Plaintiffs' motion to assess attorneys fees & costs against Joel Tenenbaum
Keywords: lawyer digital copyright law online internet law legal download upload peer to peer p2p file sharing filesharing music movies indie independent label freeculture creative commons pop/rock artists riaa independent mp3 cd favorite songs intellectual property portable music player
8 Comments:
while I have a feeling (because of the "warning tone" of some of the last few entries of Judge Gertner in the Tenenbaum case) that she might be inclined to grand plaintiffs' motion here, I hope she puts her alleged feelings beside and rules purly based on objective facts!
Given that, I do hope that she will punish Eve Goldstein Burton also purely on facts for the frivolous motion RIAA-Eve made here with all the willful misstatements about the issue at hand for this motion and not because Judge Gertner might feel that this Eve Goldstein Burton should be punished because she is "full of it" (her habit of telling stuff that has no basis in objective facts I mean!
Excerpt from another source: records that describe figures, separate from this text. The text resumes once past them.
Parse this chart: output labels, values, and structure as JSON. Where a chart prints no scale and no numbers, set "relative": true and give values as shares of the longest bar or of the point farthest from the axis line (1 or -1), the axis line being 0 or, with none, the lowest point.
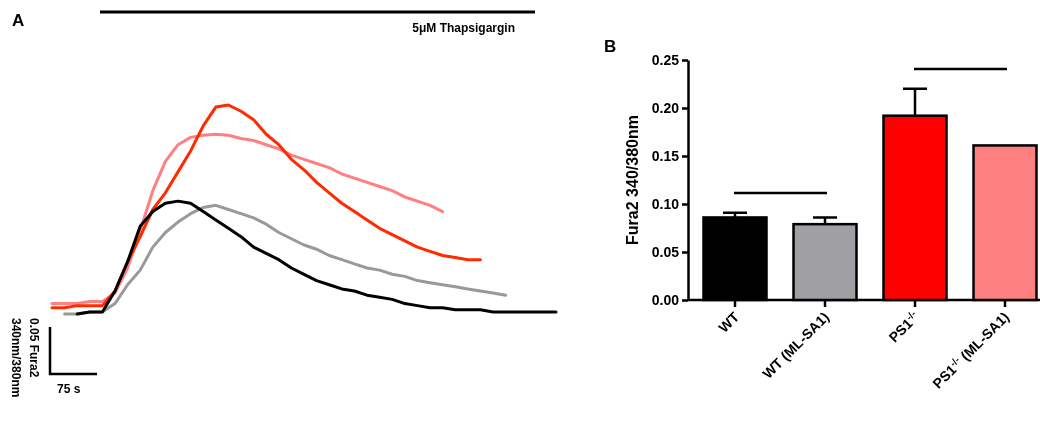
{
  "chart_data": [
    {
      "type": "line",
      "title": "A",
      "relative": true,
      "categories": [
        null,
        null,
        null,
        null,
        null,
        null,
        null,
        null,
        null,
        null,
        null,
        null,
        null,
        null,
        null,
        null,
        null,
        null,
        null,
        null,
        null,
        null,
        null,
        null,
        null,
        null,
        null,
        null,
        null,
        null,
        null,
        null,
        null,
        null,
        null,
        null,
        null,
        null,
        null,
        null,
        null
      ],
      "series": [
        {
          "color": "#ff8080",
          "values": [
            0.05,
            0.05,
            0.05,
            0.06,
            0.06,
            0.1,
            0.22,
            0.4,
            0.59,
            0.73,
            0.81,
            0.845,
            0.855,
            0.86,
            0.855,
            0.84,
            0.83,
            0.81,
            0.79,
            0.76,
            0.74,
            0.72,
            0.7,
            0.67,
            0.65,
            0.63,
            0.61,
            0.59,
            0.56,
            0.54,
            0.52,
            0.49,
            null,
            null,
            null,
            null,
            null,
            null,
            null,
            null,
            null
          ]
        },
        {
          "color": "#ff2a00",
          "values": [
            0.03,
            0.03,
            0.04,
            0.04,
            0.04,
            0.11,
            0.25,
            0.37,
            0.5,
            0.58,
            0.68,
            0.78,
            0.9,
            0.99,
            1,
            0.97,
            0.93,
            0.86,
            0.81,
            0.74,
            0.69,
            0.63,
            0.58,
            0.53,
            0.49,
            0.45,
            0.41,
            0.38,
            0.35,
            0.32,
            0.3,
            0.28,
            0.27,
            0.26,
            0.26,
            null,
            null,
            null,
            null,
            null,
            null
          ]
        },
        {
          "color": "#999999",
          "values": [
            null,
            0,
            0,
            0.01,
            0.01,
            0.05,
            0.14,
            0.21,
            0.32,
            0.39,
            0.44,
            0.48,
            0.51,
            0.52,
            0.5,
            0.48,
            0.46,
            0.43,
            0.39,
            0.36,
            0.33,
            0.31,
            0.28,
            0.26,
            0.24,
            0.22,
            0.21,
            0.19,
            0.18,
            0.16,
            0.15,
            0.14,
            0.13,
            0.12,
            0.11,
            0.1,
            0.09,
            null,
            null,
            null,
            null
          ]
        },
        {
          "color": "#000000",
          "values": [
            null,
            null,
            0,
            0.01,
            0.01,
            0.11,
            0.25,
            0.42,
            0.49,
            0.53,
            0.54,
            0.53,
            0.49,
            0.45,
            0.41,
            0.37,
            0.32,
            0.29,
            0.26,
            0.22,
            0.19,
            0.16,
            0.14,
            0.12,
            0.11,
            0.09,
            0.08,
            0.07,
            0.05,
            0.04,
            0.03,
            0.03,
            0.02,
            0.02,
            0.02,
            0.01,
            0.01,
            0.01,
            0.01,
            0.01,
            0.01
          ]
        }
      ],
      "annotations": [
        "5μM Thapsigargin",
        "0.05 Fura2",
        "340nm/380nm",
        "75 s"
      ]
    },
    {
      "type": "bar",
      "title": "B",
      "categories": [
        "WT",
        "WT (ML-SA1)",
        "PS1$^{-/-}$",
        "PS1$^{-/-}$ (ML-SA1)"
      ],
      "values": [
        0.086,
        0.079,
        0.192,
        0.161
      ],
      "colors": [
        "#000000",
        "#a0a0a4",
        "#ff0000",
        "#ff8080"
      ],
      "errors": [
        [
          0.086,
          0.091
        ],
        [
          0.079,
          0.086
        ],
        [
          0.192,
          0.22
        ],
        null
      ],
      "ylabel": "Fura2 340/380nm",
      "ylim": [
        0,
        0.25
      ],
      "yticks": [
        {
          "value": 0,
          "label": "0.00"
        },
        {
          "value": 0.05,
          "label": "0.05"
        },
        {
          "value": 0.1,
          "label": "0.10"
        },
        {
          "value": 0.15,
          "label": "0.15"
        },
        {
          "value": 0.2,
          "label": "0.20"
        },
        {
          "value": 0.25,
          "label": "0.25"
        }
      ]
    }
  ]
}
See in LINDOR the papers signed by Eve Goldstein Burton as example for her unethical habits!) but because of behaviour that is attributable to her in THIS case!
Just as it should be the case on the other side when it comes to Tenenbaum and an incident that has nothing to do with defendant Tenenbaum but with 3rd parties like some guys named Ray and Charles!
By Alter_Fritz, at June 22, 2009 8:23:00 PM EDT
P.S. I forgot the footnote regarding the example of Eve Goldstein Burtons Behaviour that runs IMO contrary to the spirit of ethical behaviour and -at least as I feel it- Rule 11.
Eve Goldstein Burtons's modus operandi of telling misstatements
hth
A_F
By Alter_Fritz, at June 22, 2009 8:31:00 PM EDT
That's... odd. Though I guess it's perfectly par for the course in this case.
By Justin Olbrantz (Quantam), at June 22, 2009 8:40:00 PM EDT
I know you don't like to discuss this circus of a case, but if defendant's council has certified that a sound recording was posted and it came from a completely independent source then WTF!? It's a completely new and independent copyright violation distinct from any original claim.
At this point I hope Tenenbaum has sought a second opinion since his "legal" team has probably managed to put themselves into a whopping conflict of interest through their independent action. If they intend to use the information at trial it would be hugely prejudicial as well.
All in all, one big mess.
By Eric, at June 22, 2009 9:51:00 PM EDT
I wish you would clarify when you use the name Ray that you're not talking about me.
My prediction: motion denied (quickly).
By Ray Beckerman, at June 22, 2009 9:55:00 PM EDT
Clarification:
In my previous comment I was referring to this Ray who allegedly created a password protected archive container and mailed the storage location and the password to his professor Charles Nesson who then made this mail public on HIS own blog. I was NOT referring to Ray Beckerman.
hope that helps
Alter_Fritz
By Alter_Fritz, at June 22, 2009 10:26:00 PM EDT
Ray,
Came across this article. I couldn't find further references, but thought you may have heard about it.
http://www.theregister.co.uk/2009/06/23/nesson_slap/
-K-
By , at June 23, 2009 11:22:00 AM EDT
Anonymous K
That article is quoting from this decision.